A recent USA Today article regarding the safety of Seresto collars has gone viral, prompting an influx of calls from concerned clients. We’re writing to provide information and assurance based upon reliable science and our firsthand experiences using this product for nearly a decade.
The article claims to reveal information linking the use of the Seresto flea and tick collar with illness (specifically seizures) and death of pets. This article appears to be a sensationalized misrepresentation of the data collected by the EPA. Here’s the trouble: these data are simply collections of spontaneous reports made to the agency directly by consumers. The purpose of such reporting sites is to create a place for people to raise concerns. Public health agencies collect and monitor these spontaneous reports for trends that suggest a problem that merits investigation. If a pattern is seen that suggests there might be a safety issue, the agency can investigate to determine if there is a real concern or not. Investigations have not been done to show the reports in this article are accurate or that there are legitimate connections between the product and the events described.

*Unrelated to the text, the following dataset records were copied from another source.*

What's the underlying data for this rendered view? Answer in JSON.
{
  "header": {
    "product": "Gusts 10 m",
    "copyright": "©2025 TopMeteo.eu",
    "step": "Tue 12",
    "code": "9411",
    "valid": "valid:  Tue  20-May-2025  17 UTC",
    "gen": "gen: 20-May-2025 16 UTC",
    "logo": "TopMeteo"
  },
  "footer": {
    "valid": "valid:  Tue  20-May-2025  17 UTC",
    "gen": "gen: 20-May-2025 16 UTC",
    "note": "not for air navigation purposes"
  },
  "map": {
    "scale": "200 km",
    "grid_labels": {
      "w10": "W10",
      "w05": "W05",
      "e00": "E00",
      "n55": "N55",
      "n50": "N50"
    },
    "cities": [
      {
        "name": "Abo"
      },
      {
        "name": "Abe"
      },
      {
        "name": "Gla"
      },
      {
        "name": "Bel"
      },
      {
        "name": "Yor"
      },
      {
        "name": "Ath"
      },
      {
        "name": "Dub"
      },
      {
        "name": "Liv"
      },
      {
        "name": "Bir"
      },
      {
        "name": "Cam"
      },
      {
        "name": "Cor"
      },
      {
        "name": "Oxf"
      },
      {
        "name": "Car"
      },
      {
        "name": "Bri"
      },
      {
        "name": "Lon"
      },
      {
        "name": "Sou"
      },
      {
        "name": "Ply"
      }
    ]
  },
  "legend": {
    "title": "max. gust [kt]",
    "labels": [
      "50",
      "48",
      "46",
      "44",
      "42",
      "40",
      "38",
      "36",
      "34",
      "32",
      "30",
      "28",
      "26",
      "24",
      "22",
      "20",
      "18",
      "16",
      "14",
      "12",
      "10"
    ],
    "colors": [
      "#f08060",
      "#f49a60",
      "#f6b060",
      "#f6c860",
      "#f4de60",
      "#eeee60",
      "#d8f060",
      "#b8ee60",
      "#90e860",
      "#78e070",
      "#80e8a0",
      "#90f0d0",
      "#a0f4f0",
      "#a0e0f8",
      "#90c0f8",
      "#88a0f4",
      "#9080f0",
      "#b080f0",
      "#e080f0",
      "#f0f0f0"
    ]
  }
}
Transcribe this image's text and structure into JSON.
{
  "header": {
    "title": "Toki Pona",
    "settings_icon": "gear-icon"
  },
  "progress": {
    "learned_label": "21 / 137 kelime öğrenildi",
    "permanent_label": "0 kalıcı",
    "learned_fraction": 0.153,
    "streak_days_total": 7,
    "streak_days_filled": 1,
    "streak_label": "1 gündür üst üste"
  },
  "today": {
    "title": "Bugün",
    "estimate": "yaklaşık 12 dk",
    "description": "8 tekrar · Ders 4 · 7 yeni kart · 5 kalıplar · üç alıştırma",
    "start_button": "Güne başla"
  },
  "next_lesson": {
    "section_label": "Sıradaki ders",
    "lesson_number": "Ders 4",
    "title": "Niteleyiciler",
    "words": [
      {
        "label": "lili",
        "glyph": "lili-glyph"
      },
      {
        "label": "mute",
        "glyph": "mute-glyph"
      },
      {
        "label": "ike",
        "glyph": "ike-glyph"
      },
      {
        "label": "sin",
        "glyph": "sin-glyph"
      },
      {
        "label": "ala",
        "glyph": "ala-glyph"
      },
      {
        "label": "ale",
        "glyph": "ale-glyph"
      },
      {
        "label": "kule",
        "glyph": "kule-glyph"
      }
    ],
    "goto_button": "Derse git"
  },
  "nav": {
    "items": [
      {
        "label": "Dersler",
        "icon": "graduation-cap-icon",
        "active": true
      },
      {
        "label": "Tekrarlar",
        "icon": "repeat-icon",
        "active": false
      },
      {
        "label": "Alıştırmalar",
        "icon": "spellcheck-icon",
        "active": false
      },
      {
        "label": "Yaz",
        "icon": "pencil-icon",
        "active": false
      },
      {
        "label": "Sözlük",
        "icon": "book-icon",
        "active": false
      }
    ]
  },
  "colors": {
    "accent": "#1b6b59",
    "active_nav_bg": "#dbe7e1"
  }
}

The USA Today article conflates a different pesticide with a high level of toxicity (a crop insecticide for agricultural applications) with the well-studied chemicals that are used in the brand name Seresto collar, which have decades of safe use in dogs and cats. Peer-reviewed, published studies provide scientific data proving the safety and efficacy of these ingredients used in combination in the Seresto collar; here is a 2012 study done in Europe (with higher regulatory standards than the US) and a 2015 international study that tested the collar alone and when used concurrently with other common antiparasitic treatments.
One critical issue that this article fails to address is the prevalence of knockoff or lookalike products. Unfortunately, if a veterinary product is successful, greedy companies try to capture some of the market by producing products that appear similar but contain different ingredients, or a different proportion of ingredients. It is not unusual for counterfeit replicas of a brand-name product to be produced in foreign countries and sold online posing as the original product. These knockoffs are convincing but have not passed the regulatory testing required of properly approved products to confirm safety and efficacy. Well-meaning consumers that have inadvertently purchased these products online or in retail stores may observe adverse effects in their pet and submit a report vilifying the brand-name product, even though that is not what caused the side effects.
Know that we have full confidence in the Seresto collars sold in our hospital, as we purchase directly from the manufacturer and can guarantee the legitimacy of our stock. Our doctors and staff have been using this product consistently on their own pets since Seresto first entered the market in 2012 and will continue to do so for convenient, safe and effective flea and tick control that we trust. We have seen a small percentage of dogs and cats with localized reactions (skin irritation/hair loss around the area of the collar), in which cases we have immediately addressed any issues and developed a new prevention program using an approved alternative product.
We have always recommended that clients choose a preventative program that best fits their pet, lifestyle and comfort level. Your pet’s safety and health remains our priority and if any legitimate concern were to arise involving any products or medications provided to your pet, we would reach out to you immediately with information and a recommended course of action.